Dinmeyen öfke oligarşiyi bitirecek
Peru’da solcu Başkan Castillo’nun 7 Aralık’ta azledilmesinin ardından başlayan protestolar sürüyor. Siyaset bilimci Norton, “İstikrar isteniyorsa Peru’nun oligarşik yapısı ve anayasası temelden değiştirilmeli” diyor.
Yaren ÇOLAK
Peru’da kendisini devirmeye çalışan kongreyi feshederek olağanüstü hal (OHAL) ilan eden solcu Devlet Başkanı Pedro Castillo’nun azledilerek cezaevine gönderilmesinin üzerinden iki ayı aşkın süre geçerken halkın öfkesi dinmiyor. Castillo'nun görevine iadesini isteyen Peruluların hedefinde atanmış başkan Dina Boluarte ve otoriter-oligarşik kurumsal yapı var. İsyanı yatıştırmak isteyen Boluarte’nin erken seçim talebi Kongre’de 3 kez reddedildi. Polis ve eylemciler arasındaki çatışmalar alevlenirken ölen sayısı 70’e yaralı sayısı ise 2 bine dayandı. Protestoların önüne geçmek isteyen yeni yönetimin bölge bölge ilan ettiği olağan üstü hal (OHAL) de eylemleri engelleyemiyor.
Ülkede yaşananları Venezuela’da yayın yapan Multipolarista Gazetesi Editörü, Latin Amerika uzmanı Benjamin Norton BirGün’e anlattı.
HALKIN 3 TALEBİ
Halk ne istiyor?
Peru’daki protestocuların üç temel talebi var:
1 Mümkün olan en kısa sürede seçim,
2 Tutuklu bulunan eski başkan Castillo’ya özgürlük,
3 1993’te Alberto Fujimori diktatörlüğünde yazılan mevcut anayasa yerine yeni anayasa yazacak kurucu meclis.

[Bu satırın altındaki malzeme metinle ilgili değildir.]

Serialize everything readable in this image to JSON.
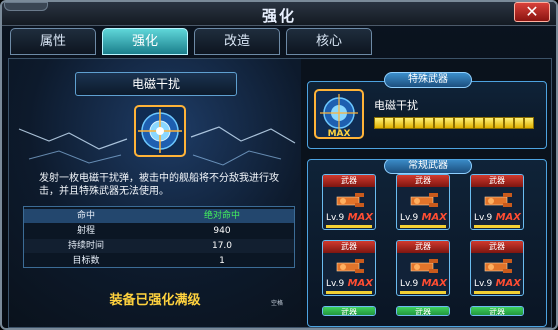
{
  "window": {
    "title": "强化"
  },
  "tabs": [
    {
      "label": "属性",
      "active": false
    },
    {
      "label": "强化",
      "active": true
    },
    {
      "label": "改造",
      "active": false
    },
    {
      "label": "核心",
      "active": false
    }
  ],
  "weapon": {
    "name": "电磁干扰",
    "description": "发射一枚电磁干扰弹，被击中的舰船将不分敌我进行攻击，并且特殊武器无法使用。",
    "stats": [
      {
        "key": "命中",
        "value": "绝对命中",
        "highlight": true
      },
      {
        "key": "射程",
        "value": "940"
      },
      {
        "key": "持续时间",
        "value": "17.0"
      },
      {
        "key": "目标数",
        "value": "1"
      }
    ],
    "status": "装备已强化满级",
    "tiny_label": "空格"
  },
  "special_weapon": {
    "header": "特殊武器",
    "name": "电磁干扰",
    "icon_badge": "MAX",
    "bar_segments_filled": 16,
    "bar_segments_total": 16
  },
  "regular_weapons": {
    "header": "常规武器",
    "cards": [
      {
        "type": "武器",
        "level": "Lv.9",
        "badge": "MAX",
        "icon": "cannon-icon"
      },
      {
        "type": "武器",
        "level": "Lv.9",
        "badge": "MAX",
        "icon": "cannon-icon"
      },
      {
        "type": "武器",
        "level": "Lv.9",
        "badge": "MAX",
        "icon": "cannon-icon"
      },
      {
        "type": "武器",
        "level": "Lv.9",
        "badge": "MAX",
        "icon": "cannon-icon"
      },
      {
        "type": "武器",
        "level": "Lv.9",
        "badge": "MAX",
        "icon": "cannon-icon"
      },
      {
        "type": "武器",
        "level": "Lv.9",
        "badge": "MAX",
        "icon": "cannon-icon"
      }
    ],
    "stubs": [
      {
        "type": "武器"
      },
      {
        "type": "武器"
      },
      {
        "type": "武器"
      }
    ]
  },
  "colors": {
    "accent": "#5fd6d9",
    "highlight_value": "#43f25c",
    "max_badge": "#ff4d32",
    "status_text": "#ffd23e",
    "bar": "#f2d033"
  }
}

Protestolara kimler katılıyor?
Büyük ölçüde kırsal alalarda yaşayan yerli kökenli işçi sınıfı gösterilerin ana tabanını oluşturuyor. Aktivist örgütler, sivil toplum kuruluşları ve Nuevo Peru, Peru Libre gibi sol partiler de halkı sokağa çağırıyor.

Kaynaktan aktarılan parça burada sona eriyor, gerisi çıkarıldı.